Several limitations should be noted in this study. We have not included in our study adipose-derived stromal cells, which present sourcing advantages over BM-MSCs. Moreover, the different cell types have been obtained from various healthy donors not matched for age and sex. Another weakness of the study is that no mechanism is explored. Although observations are made that the 3 cell types behave differently, we still do not know why they behave differently. To improve our basic science understanding of the process-signaling pathways such as IL-1R and nuclear factor–κB, activation should be explored. 14 In gene profiling, we explored a limited amount of genes and additional fibrillar collagens, including COL5A1 and COL11A1, and fibril/fiber assembly regulatory genes, such as COL12A1 and COL14A1, were not assessed. To reach robust conclusions, the 3 cell types must be tested in animal models of tendinopathy; the resulting composition and biomechanical properties of the regenerated tendon can substantiate the choice of the most efficient cell type for proper tendon or enthesis regeneration. Finally, only a single formulation of PRP was tested, whereas other options are available clinically.
Conclusion
We have provided information about how the choice of the cell source can modify the biological parameters involved in tendon repair. CM combined with PRP stimulated tenogenesis in BM-MSCs and skin fibroblasts. BM-MSCs synthesize less IL-8 and MCP-1 inflammatory proteins. However, because of the accessibility of dermal fibroblasts, their high collagen I:collagen III ratio, and the reduced secretion of MCP-1 compared with tenocytes, they appear to be a better choice than BM-MSCs to treat tendon lesions. These results are relevant to the design of clinical trials with autologous cells and PRP.
Footnotes
One or more of the authors has declared the following potential conflict of interest or source of funding: This work was supported by the Provincial Council of Alava, Grant “Alava Innova.”
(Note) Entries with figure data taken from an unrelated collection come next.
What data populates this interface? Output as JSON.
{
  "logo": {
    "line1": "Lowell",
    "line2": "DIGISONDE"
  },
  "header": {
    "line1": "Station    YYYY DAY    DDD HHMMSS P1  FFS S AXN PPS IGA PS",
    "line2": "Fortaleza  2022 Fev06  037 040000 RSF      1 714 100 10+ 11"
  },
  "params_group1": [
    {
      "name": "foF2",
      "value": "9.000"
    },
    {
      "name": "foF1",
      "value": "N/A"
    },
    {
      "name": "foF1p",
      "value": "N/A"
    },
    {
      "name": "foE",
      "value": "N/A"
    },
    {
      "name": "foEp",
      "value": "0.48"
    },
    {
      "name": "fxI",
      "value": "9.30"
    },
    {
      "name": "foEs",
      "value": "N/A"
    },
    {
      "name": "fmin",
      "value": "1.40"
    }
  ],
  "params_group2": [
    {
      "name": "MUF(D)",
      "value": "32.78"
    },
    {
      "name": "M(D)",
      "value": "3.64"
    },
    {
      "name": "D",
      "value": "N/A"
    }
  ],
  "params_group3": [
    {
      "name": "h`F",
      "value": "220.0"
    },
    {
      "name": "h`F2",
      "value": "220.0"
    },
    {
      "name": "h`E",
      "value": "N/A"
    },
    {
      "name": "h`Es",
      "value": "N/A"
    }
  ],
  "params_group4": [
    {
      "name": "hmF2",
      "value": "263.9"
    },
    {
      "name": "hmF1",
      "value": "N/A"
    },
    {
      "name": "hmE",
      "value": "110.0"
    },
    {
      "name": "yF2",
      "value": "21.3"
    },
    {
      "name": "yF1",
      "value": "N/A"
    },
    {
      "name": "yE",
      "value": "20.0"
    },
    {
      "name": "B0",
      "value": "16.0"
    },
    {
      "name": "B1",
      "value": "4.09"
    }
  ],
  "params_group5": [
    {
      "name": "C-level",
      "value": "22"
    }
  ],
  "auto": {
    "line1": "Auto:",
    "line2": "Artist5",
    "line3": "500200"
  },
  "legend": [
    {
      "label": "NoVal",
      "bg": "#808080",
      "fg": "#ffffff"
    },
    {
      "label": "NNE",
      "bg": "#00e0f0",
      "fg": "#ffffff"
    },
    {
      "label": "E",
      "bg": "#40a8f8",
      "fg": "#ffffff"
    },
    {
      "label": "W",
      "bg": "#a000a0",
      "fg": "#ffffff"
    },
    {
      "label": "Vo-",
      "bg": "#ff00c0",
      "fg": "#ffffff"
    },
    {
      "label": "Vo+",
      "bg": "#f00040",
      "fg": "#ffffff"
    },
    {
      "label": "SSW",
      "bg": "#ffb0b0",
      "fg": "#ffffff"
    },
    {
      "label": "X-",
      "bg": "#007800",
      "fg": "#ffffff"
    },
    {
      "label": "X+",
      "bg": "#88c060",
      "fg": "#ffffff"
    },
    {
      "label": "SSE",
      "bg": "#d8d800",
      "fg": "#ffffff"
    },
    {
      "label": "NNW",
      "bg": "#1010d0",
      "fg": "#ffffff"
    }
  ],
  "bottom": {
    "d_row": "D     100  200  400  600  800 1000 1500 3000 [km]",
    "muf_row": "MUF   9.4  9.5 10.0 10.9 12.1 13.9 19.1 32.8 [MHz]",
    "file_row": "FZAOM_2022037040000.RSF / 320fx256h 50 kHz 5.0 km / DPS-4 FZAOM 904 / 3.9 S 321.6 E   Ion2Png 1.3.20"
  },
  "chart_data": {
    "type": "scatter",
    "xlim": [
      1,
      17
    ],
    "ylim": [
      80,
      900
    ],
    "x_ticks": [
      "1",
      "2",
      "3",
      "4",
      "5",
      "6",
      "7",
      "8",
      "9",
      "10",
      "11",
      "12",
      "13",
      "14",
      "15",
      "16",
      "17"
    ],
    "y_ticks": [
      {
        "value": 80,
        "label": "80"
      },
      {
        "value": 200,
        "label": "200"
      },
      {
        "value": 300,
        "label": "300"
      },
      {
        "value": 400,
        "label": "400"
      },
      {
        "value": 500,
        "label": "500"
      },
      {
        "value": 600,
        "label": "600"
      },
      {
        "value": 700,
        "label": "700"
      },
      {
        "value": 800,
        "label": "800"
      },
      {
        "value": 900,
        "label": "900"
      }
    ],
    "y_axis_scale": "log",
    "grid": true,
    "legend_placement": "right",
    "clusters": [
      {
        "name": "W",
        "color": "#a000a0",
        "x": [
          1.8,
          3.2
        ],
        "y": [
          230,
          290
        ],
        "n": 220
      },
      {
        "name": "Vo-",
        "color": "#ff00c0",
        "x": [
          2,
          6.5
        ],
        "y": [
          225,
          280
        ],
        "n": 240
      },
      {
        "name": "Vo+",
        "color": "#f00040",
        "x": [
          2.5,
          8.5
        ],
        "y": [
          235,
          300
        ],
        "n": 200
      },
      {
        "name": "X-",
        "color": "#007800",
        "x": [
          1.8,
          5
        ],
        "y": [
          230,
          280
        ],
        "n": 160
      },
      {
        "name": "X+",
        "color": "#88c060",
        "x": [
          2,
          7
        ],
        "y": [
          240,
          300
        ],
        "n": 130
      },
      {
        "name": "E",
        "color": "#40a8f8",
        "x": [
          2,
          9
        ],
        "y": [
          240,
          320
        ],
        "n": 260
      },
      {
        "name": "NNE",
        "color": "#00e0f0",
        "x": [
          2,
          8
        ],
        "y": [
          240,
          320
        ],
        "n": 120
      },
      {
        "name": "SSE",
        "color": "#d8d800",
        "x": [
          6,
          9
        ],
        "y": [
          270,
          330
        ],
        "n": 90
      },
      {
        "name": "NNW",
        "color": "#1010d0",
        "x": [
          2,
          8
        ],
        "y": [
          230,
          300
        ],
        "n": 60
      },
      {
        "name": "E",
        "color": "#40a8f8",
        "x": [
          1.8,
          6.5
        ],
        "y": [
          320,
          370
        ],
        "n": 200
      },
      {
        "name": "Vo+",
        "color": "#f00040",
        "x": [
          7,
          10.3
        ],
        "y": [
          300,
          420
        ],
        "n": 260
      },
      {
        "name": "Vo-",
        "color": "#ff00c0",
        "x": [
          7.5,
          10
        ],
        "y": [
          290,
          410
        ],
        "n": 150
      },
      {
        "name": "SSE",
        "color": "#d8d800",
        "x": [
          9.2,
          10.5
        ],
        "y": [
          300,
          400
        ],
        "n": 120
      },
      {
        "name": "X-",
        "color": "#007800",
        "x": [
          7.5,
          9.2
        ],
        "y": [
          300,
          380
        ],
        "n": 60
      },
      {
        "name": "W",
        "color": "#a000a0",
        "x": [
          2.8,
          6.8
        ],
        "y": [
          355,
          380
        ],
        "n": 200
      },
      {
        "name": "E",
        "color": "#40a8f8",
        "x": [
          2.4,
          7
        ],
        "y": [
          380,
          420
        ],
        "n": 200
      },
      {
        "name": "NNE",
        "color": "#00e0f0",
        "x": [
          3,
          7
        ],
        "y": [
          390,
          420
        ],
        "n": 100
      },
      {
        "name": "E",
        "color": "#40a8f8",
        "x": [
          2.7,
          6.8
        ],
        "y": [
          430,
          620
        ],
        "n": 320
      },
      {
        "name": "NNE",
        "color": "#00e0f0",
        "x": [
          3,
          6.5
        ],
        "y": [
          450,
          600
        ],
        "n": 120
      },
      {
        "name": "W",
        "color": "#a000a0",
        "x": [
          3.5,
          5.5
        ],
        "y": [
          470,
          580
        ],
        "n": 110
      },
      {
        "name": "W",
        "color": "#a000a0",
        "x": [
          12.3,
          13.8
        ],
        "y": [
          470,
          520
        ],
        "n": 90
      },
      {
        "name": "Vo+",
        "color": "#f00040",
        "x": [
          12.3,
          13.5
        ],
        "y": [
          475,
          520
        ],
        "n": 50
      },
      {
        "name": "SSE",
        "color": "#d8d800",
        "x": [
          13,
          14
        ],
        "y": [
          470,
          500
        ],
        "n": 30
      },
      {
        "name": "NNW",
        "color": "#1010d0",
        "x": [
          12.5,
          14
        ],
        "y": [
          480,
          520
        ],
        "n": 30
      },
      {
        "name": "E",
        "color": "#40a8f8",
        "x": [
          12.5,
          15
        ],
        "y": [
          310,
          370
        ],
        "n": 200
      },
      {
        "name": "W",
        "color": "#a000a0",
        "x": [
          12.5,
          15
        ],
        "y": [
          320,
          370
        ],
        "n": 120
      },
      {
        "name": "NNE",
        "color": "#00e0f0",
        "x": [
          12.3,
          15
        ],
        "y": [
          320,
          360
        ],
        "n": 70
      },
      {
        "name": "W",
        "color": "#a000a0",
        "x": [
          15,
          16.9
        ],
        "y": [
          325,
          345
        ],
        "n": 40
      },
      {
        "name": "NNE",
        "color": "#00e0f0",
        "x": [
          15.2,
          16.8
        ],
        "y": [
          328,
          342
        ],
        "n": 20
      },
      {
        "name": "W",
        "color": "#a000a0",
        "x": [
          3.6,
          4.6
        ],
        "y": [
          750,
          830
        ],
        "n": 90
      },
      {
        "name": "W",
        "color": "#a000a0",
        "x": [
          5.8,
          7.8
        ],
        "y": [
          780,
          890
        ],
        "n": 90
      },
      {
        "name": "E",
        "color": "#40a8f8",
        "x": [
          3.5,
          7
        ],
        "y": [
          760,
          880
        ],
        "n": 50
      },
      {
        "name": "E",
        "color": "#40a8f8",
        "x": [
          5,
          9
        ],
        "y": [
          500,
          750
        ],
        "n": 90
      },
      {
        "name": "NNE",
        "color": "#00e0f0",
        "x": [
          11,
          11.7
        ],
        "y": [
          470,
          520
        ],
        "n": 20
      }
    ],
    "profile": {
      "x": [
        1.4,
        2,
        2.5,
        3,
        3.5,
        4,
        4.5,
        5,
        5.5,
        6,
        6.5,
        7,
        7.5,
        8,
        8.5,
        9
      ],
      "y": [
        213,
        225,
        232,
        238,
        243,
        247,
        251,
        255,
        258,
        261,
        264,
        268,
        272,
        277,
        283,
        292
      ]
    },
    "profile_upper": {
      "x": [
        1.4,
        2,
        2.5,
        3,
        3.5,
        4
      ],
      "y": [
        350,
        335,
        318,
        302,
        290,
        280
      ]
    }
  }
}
Ethical approval for this study was obtained from the Ethics Committee of the Basque Country.
Appendix
Constitutive Gene Expression of Tendon Cells, BM-MSC, and Skin Fibroblasts Assessed by RT-qPCR a
| Gene | Tendon Cells, Mean (95% CI) | BM-MSCs, Mean (95% CI) | Skin Fibroblasts, Mean (95% CI) |
|---|---|---|---|
| COL1A1 | 45 b ,c (15 to 73) | 937 (339 to 1535) | 752 (238 to 1265) |
| COL3A1 | 4.9 b ,c (1.2 to 8.6) | 31 (−5.9 to 68) | 16 (1.4 to 30) |
| DCN | 3.6 (0.8 to 6.4) | 10 (1.5 to 18) | 6.2 (1.7 to 10) |
| Scx | 0.12 b ,c (0.01 to 0.23) | 0.02 (0.001 to 0.04) | 0.005 (0.004 to 0.007) |
| TNMD | 0.001 (0.0006 to 0.002) | 0.0003 (−0.001 to 0.002) | 0.0003 (0.0006 to 0.0003) |
| IL-33 | 0.016 (−0.004 to 0.035) | n.d. | 0.033 (−0.036 to 0.102) |
| COL2A1 | 0.004 b (0.003 to 0.005) | 0.001 (−0.005 to 0.03) | 0.003 (0.0005 to 0.006) |
| ACAN | 0.035 b ,c (0.003 to 0.06) | 0.46 (0.23 to 0.68) | 0.10 (−0.16 to 0.36) |
| Sox9 | 0.11 b (0.003 to 0.17) | 0.78 (0.25 to 1.31) | 0.04 (−0.02 to 0.10) |
| TGF-β1 | 17 b ,c (9.7 to 24) | 5.2 (2.4 to 7.9) | 2.3 (−2.1 to 6.8) |
| COX-2 | 2.2 b ,c (−0.2 to 4.6) | 0.10 (0.05 to 0.14) | 0.10 (−0.021 to 0.22) |
| HGF | 0.12 b (−0.08 to 0.31) | 0.026 (−0.02 to 0.07) | 0.012 (0.0012 to 0.023) |
| IGF-1 | 0.050 b (0.03 to 0.07) | 0.006 (−0.005 to 0.02) | 0.008 (−0.009 to 0.024) |
a The results are expressed as the mean fold increase relative to the housekeeping genes GAPDH and TBP via 2−ΔCt. The Mann-Whitney U test was used for comparisons. n.d., nondetected; RT-qPCR, reverse transcription quantitative polymerase chain reaction.
bP < .05 for tendon cells versus BM-MSCs.
cP < .05 for tendon cells versus skin.